Als Mafia III vor zwei Wochen erschien, machte sich bei uns zunächst Ernüchterung breit. Und nicht nur bei uns. Die PC-Fassung, die auch Basis für diesen Testbericht war, enttäuschte im Auslieferungszustand mit einer verwaschenen Optik, einer künstlichen Limitierung auf 30 fps, Abstürzen, Grafikfehlern und KI-Problemen. Selbst auf unserem Oberklasse-Testsystem, bestehend aus Core i7-4771, 16 GB RAM, Samsung 840 Pro und GeForce GTX Titan X (Maxwell), wollte sich schlicht kein durchgehend flüssiges Spielgefühl einstellen. Wir waren gezwungen, von unserer nativen 1.440p-Auflösung auf 1.080p runterzugehen sowie Reflexionen auf Niedrig zu stellen. Erst dann war ein halbwegs flüssiges Zocken möglich.
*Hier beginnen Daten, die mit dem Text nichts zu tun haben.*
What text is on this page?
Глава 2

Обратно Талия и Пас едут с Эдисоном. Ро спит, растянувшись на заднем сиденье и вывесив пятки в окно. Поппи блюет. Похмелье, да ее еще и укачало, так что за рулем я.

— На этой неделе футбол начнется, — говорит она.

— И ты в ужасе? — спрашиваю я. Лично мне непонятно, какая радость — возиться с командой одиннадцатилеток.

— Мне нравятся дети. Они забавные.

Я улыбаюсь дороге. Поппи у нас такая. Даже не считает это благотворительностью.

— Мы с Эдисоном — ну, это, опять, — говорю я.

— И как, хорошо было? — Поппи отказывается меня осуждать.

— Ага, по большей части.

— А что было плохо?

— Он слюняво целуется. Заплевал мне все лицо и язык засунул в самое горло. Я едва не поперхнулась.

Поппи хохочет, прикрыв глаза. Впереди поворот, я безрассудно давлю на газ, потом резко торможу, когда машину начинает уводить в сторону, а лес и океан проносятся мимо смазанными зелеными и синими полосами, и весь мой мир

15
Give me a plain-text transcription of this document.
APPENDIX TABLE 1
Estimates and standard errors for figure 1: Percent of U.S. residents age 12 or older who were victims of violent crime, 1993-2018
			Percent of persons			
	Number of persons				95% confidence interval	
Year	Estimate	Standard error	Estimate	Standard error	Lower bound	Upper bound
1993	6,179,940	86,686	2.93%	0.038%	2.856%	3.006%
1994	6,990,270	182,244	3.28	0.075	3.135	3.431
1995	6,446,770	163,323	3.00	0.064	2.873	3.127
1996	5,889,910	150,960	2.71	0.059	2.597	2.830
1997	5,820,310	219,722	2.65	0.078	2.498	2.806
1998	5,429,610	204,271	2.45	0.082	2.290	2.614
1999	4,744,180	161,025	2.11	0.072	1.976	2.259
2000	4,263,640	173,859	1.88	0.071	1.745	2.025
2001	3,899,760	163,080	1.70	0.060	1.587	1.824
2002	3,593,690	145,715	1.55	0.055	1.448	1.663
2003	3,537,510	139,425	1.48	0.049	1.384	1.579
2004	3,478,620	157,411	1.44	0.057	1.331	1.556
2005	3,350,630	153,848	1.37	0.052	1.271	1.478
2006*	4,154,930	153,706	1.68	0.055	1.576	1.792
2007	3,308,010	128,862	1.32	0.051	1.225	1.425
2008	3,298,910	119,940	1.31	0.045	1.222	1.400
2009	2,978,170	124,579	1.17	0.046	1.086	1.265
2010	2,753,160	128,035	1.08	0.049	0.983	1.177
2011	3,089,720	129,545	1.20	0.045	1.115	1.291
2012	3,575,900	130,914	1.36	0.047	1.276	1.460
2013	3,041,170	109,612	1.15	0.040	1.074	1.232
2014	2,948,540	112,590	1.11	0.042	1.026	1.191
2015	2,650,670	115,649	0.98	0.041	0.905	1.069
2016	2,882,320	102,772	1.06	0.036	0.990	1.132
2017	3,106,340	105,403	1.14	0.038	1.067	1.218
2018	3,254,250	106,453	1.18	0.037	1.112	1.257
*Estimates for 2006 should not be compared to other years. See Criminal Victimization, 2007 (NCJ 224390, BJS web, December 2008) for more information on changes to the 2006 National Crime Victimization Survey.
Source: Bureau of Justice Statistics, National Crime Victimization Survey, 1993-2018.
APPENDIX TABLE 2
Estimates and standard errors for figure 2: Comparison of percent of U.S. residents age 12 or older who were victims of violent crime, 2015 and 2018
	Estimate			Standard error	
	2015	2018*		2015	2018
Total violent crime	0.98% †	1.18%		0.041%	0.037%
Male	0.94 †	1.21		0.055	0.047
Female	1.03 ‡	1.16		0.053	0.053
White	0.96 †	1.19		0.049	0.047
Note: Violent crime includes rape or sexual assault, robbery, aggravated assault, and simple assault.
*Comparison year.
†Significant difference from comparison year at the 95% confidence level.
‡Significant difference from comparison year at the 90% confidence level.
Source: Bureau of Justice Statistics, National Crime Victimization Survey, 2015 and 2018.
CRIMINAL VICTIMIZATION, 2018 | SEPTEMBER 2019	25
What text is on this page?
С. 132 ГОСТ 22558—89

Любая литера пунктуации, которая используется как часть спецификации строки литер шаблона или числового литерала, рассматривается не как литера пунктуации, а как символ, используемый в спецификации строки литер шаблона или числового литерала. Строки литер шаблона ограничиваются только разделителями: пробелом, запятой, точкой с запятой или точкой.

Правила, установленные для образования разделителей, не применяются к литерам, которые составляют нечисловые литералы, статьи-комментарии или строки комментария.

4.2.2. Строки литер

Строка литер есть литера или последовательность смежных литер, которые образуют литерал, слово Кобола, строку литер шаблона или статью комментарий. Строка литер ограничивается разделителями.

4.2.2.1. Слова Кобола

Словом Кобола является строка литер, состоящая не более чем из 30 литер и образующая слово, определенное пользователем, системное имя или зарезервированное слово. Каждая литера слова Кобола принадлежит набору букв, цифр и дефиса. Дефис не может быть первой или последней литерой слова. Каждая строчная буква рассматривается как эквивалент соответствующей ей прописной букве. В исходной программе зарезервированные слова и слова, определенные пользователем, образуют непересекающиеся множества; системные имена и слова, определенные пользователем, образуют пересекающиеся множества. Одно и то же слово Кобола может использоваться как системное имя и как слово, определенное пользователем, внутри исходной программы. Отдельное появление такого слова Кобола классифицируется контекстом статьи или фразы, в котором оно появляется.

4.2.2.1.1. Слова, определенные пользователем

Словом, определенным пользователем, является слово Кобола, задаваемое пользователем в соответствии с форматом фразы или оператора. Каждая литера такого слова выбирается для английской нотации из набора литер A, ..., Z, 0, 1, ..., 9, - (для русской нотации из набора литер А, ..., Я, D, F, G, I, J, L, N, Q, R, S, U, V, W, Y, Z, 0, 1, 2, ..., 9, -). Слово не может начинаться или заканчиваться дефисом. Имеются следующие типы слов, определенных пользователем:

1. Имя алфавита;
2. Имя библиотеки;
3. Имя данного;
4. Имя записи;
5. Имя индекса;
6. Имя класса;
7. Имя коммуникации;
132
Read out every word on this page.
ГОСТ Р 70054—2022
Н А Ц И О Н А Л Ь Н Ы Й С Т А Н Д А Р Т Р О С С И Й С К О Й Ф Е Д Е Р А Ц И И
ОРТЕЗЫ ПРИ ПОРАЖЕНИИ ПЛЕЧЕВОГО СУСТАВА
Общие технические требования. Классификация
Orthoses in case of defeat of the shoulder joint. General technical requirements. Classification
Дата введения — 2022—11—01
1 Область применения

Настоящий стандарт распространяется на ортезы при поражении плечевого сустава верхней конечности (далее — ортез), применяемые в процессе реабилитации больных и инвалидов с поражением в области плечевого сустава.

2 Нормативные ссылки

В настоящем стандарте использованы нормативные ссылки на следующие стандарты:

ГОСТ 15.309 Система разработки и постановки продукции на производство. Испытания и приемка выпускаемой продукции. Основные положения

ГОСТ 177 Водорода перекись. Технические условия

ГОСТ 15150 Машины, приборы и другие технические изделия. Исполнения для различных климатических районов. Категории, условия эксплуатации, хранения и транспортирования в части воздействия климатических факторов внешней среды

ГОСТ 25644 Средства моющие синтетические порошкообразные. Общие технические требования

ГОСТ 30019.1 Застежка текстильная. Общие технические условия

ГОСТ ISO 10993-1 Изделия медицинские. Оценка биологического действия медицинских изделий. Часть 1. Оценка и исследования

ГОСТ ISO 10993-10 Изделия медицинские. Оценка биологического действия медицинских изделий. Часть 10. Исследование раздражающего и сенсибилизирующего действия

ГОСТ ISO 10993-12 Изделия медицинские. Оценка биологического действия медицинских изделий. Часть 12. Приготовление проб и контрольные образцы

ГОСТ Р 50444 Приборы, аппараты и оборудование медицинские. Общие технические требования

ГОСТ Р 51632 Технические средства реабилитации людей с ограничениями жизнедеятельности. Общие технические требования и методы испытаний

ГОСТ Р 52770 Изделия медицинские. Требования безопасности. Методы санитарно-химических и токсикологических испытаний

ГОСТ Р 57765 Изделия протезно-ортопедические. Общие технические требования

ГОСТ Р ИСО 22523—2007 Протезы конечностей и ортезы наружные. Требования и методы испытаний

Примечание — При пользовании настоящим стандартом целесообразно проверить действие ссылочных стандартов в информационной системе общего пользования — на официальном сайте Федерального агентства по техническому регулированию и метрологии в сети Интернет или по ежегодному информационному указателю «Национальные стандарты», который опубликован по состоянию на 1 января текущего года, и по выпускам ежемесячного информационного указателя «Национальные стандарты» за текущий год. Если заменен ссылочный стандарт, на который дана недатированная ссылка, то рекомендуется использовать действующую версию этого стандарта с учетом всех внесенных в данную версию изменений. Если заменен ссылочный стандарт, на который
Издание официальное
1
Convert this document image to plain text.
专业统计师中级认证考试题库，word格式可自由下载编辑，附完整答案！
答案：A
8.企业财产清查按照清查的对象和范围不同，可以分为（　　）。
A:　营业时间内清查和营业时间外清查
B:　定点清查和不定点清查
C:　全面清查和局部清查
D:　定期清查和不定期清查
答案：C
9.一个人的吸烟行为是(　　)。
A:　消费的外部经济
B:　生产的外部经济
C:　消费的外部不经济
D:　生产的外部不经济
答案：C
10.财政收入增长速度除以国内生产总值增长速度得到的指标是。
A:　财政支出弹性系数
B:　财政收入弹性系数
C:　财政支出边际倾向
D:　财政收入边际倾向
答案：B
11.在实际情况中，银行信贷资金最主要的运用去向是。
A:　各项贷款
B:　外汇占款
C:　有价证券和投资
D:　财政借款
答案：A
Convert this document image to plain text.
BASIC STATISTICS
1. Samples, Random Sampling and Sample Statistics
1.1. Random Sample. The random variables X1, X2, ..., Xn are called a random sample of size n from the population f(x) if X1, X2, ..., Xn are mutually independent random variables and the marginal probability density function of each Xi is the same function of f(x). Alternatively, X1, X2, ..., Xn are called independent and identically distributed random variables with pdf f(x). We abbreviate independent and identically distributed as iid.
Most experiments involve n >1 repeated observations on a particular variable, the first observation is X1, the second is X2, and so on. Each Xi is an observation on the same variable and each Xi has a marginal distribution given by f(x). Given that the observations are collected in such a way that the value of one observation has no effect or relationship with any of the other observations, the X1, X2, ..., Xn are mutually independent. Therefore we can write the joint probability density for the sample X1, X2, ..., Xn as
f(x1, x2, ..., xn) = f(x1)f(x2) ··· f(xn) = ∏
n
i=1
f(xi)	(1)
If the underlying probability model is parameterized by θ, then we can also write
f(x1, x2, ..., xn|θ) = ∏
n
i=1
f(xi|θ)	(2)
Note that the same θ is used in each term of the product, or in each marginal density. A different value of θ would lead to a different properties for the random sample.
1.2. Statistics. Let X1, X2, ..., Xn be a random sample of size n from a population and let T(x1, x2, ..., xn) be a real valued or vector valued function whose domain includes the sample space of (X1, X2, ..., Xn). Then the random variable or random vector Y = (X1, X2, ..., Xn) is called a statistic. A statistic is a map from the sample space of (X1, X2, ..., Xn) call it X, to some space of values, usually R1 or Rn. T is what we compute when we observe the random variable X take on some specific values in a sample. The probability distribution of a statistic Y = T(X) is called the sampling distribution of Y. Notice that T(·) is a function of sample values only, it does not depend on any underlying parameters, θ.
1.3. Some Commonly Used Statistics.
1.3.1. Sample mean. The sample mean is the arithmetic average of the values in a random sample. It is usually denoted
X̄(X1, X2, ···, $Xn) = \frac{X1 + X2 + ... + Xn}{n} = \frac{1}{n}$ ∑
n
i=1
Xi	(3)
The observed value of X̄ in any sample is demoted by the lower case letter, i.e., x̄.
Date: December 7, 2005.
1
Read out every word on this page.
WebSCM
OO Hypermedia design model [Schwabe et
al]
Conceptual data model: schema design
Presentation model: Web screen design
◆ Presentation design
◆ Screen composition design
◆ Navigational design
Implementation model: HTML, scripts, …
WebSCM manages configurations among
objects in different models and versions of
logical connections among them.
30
Noch am Release-Wochenende haute 2K Games einen ersten Patch heraus, der die Framerate-Limitierung aufhob und dafür sorgte, dass eigene Tastenbelegungen nach einem Neustart nicht mehr verloren gingen. Eine Woche darauf folgte ein als Hotfix betitelter 1,2-GB-Patch, der die verwaschene Grafik schärfte und Stabilitätsverbesserungen versprach. Tatsächlich stürzte Mafia III bei uns seitdem nicht mehr klassisch ab. Auch schien das Update eine Performance-Bremse zu lösen, konnten wir doch fortan in 1.440p bei maximaler Detailstufe großteils recht angenehm spielen. Doch viele Probleme bestehen weiterhin. Punkte, um die sich 2K Games nun sukzessive kümmern will. Ein Spiel als Bananenware, die beim Käufer nachreift. Wie so oft.

Ein Zeichen gegen Rassismus?

Während die technische Seite verbockt wurde, kann man Hangar 13 und 2K Games bei der Story-Gestaltung nichts vorwerfen. Als schwarzer Vietnam-Veteran und Gangster Lincoln Clay machen wir die fiktive Stadt New Bordeaux, angelehnt an New Orleans, unsicher. Genauer gesagt werden wir bei einem Coup von der italienischen Mafia übers Ohr gehauen und schwören Rache. Recht früh treffen wir auf einen alten Bekannten aus dem vorigen Teil, Vito Scaletta, dem noch eine Schlüsselrolle in der Geschichte zukommen wird.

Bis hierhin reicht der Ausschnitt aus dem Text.